The Google Research team, in collaboration with researchers from the University of California, Santa Cruz, has launched DeepSomatic, an innovative artificial intelligence model designed to identify genetic variations in cancer cells. In a collaborative study with Children's Hospital, DeepSomatic successfully identified 10 pediatric leukemia cell mutations that other tools failed to detect.

DeepSomatic uses a small variant caller tailored for cancer genomes, compatible with Illumina short reads, PacBio HiFi long reads, and Oxford Nanopore long reads. This approach extends DeepVariant, enabling the detection of single nucleotide variants (SNVs) and small insertions and deletions (indels), supporting tumor-normal and tumor-only workflows, including formalin-fixed paraffin-embedded (FFPE) models.

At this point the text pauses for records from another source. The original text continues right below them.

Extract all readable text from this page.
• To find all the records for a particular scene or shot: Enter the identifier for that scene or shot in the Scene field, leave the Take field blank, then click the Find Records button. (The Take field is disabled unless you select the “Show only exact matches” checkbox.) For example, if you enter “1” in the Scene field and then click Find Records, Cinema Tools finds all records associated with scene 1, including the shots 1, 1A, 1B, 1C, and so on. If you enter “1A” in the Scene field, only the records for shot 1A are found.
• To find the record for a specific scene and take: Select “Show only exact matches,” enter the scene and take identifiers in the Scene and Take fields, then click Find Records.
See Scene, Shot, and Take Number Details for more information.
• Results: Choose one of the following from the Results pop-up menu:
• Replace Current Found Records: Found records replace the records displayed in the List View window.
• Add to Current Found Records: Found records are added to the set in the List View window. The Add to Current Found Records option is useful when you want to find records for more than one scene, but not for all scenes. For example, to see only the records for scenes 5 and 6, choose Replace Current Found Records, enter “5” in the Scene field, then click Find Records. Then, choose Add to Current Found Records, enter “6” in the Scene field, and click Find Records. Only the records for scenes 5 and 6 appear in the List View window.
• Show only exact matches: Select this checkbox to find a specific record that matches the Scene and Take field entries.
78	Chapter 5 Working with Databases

DeepSomatic works by converting aligned reads into image-like tensors, which encode stacking, base quality, and alignment context. Through a convolutional neural network, the model classifies candidate sites as somatic variants or non-variants, ultimately generating VCF or gVCF files. This design makes DeepSomatic highly adaptable across technical platforms, as the tensor can summarize local haplotype and error patterns across different technologies.

image.png

In terms of datasets and benchmarking, DeepSomatic is trained and evaluated using the CASTLE (Cancer Standard Long Read Evaluation) dataset. This dataset includes six pairs of matched tumor and normal cell lines, with whole-genome sequencing performed on Illumina, PacBio HiFi, and Oxford Nanopore. The research team has released benchmark sets and access for other researchers to reuse, filling a gap in multi-technology somatic training and testing resources.

image.png

The results show that DeepSomatic outperforms currently widely used methods in detecting single nucleotide variants and small insertions and deletions. For example, in insertion-deletion detection on Illumina sequencing, DeepSomatic achieved an F1 score of about 90%, while other methods reached only 80%; on PacBio sequencing, DeepSomatic's F1 score exceeded 80%. The research team also reported the discovery of 329,011 somatic variants, further validating DeepSomatic's strong capability in insertion-deletion detection.

Research: https://research.google/blog/using-ai-to-identify-genetic-variants-in-tumors-with-deepsomatic/

Key Points:   

🌟 DeepSomatic can identify various genetic variations in cancer cells, covering multiple sequencing platforms.   

🔍 The model uses a convolutional neural network to convert read information into image-like tensors, ensuring accuracy and consistency.   

📊 In benchmark tests, DeepSomatic's detection accuracy significantly exceeds existing mainstream methods, especially in insertion-deletion detection.